Ahmet Oran's first solo exhibition at the bechter kastowsky gallery presents new, partly large-format paintings by the Turkish-Austrian artist, who was born in 1957.
Ahmet Oran's paintings are characterised by their "layer by layer" process, which enables a direct understanding of the working process and thus places the focus on the creation of the image. Graphic elements are combined with painterly gestures and an emphasis on two-dimensionality. The large-format, rectangular canvases are worked over their entire surface and thus seem to show a section of an infinitely expanding arrangement of surfaces, lines and traces.
One part of the exhibition consists of Ahmet Oran's well-known paintings, in which he reveals the underlying layers of paint by drawing lines with a palette knife and pieces of wood. The lines, which alternate between broad and fine and run diagonally through the picture, are laid out like a grid over the entire picture surface and generate a spatial illusion through their varying widths. The seemingly expressive gesture of the line drawn with the palette knife breaks with the decelerated speed of its movement: With the utmost deliberation, the lines seem to spread across the canvas through their twists and turns. This gives the impression that one can follow the production of the work step by step. The colours (white and off-white) additionally support the impression of deliberate restraint of any shrill, expressive painting.
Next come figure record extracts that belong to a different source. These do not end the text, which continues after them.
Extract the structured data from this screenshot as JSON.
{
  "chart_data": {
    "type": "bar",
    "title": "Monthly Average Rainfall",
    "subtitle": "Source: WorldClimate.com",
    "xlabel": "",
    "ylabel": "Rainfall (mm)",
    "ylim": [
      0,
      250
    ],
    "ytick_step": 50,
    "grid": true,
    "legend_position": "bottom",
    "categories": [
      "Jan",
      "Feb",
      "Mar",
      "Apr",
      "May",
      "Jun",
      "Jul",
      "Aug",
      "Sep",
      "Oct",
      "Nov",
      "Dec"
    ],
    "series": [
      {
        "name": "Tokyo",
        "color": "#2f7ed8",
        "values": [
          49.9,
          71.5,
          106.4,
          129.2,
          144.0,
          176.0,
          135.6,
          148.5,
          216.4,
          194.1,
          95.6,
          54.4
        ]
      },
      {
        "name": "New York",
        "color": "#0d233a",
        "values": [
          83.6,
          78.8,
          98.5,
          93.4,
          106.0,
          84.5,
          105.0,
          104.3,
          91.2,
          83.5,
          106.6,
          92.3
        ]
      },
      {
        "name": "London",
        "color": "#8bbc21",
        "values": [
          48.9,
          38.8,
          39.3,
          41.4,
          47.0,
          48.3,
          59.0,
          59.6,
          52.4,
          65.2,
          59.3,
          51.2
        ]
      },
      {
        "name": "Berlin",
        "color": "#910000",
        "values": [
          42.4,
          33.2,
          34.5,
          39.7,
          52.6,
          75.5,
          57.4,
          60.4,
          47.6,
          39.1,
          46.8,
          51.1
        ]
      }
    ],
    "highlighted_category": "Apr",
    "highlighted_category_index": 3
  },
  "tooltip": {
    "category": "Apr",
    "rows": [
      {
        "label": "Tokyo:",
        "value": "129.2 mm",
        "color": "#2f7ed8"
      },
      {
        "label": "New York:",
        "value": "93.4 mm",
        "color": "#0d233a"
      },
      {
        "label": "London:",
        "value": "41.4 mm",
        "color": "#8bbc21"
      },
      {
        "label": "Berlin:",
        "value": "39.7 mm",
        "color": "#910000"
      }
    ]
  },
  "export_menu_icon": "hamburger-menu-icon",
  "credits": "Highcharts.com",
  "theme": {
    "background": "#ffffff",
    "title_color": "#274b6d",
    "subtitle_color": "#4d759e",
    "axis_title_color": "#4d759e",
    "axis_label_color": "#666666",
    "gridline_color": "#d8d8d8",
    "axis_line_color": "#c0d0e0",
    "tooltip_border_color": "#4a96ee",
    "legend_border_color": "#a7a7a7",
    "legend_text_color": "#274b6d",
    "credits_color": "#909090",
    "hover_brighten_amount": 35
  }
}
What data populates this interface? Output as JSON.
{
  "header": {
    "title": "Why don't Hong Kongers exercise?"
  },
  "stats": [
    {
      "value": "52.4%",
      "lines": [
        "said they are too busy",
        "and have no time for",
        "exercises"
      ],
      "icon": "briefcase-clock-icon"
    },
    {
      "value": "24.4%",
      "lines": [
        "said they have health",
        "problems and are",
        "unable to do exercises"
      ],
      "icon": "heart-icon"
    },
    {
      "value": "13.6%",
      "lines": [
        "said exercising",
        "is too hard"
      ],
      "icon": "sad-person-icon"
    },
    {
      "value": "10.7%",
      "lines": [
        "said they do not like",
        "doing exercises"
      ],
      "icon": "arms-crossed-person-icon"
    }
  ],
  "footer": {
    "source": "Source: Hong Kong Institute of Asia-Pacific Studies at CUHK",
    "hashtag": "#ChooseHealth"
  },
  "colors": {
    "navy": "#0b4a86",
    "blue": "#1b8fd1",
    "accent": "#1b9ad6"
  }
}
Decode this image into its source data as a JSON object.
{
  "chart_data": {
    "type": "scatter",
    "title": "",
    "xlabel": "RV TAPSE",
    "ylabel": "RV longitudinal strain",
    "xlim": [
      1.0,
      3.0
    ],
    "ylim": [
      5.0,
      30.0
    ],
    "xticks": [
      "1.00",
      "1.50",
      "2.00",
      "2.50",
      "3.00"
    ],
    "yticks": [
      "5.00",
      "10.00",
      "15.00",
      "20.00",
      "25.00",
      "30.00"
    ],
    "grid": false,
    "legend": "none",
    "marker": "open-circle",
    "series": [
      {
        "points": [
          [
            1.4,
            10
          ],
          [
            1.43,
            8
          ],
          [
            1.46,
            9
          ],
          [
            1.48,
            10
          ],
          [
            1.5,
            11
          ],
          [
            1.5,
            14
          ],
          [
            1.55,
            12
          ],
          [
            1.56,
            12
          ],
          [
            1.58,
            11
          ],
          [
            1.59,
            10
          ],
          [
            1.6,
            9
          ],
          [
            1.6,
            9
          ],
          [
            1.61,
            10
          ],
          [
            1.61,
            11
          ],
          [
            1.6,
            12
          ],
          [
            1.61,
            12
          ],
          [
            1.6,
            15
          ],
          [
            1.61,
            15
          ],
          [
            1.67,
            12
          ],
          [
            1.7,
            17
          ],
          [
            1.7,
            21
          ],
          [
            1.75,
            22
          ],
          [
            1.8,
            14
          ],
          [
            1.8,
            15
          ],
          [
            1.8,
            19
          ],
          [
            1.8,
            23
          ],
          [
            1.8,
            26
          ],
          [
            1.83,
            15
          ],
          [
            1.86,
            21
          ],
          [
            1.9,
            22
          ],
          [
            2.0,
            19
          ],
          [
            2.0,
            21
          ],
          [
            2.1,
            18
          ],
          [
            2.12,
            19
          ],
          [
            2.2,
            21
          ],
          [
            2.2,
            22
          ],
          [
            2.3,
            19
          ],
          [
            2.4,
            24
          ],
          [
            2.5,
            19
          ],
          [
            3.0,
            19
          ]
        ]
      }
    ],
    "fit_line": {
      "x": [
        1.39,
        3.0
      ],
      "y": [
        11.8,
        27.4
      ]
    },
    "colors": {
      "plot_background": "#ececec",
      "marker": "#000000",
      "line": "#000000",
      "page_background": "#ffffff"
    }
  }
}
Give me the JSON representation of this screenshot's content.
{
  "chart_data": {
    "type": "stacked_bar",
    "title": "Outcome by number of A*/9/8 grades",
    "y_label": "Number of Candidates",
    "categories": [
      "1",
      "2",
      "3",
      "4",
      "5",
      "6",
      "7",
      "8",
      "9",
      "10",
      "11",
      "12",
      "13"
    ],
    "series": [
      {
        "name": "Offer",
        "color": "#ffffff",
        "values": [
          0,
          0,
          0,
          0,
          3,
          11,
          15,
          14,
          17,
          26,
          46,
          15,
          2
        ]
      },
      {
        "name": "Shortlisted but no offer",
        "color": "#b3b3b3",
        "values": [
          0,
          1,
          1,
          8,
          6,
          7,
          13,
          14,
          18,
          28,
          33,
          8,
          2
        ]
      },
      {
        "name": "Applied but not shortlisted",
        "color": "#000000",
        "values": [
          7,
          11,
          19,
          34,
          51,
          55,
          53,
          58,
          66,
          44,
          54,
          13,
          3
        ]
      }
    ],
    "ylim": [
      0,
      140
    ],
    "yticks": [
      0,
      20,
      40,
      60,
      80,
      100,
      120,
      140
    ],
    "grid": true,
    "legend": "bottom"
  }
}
In addition to these two-colour, screened pictures, Ahmet Oran is showing new monochrome works in which the structure in the picture is not created by a contrast of colour values, but by a relief-like structure of the monochrome material. Like thin rods that seem to have been placed on the canvas at random, the entire surface is populated by equally long, sculpturally protruding lines that are positioned at different angles to each other and thus divide the painting ground into various surfaces.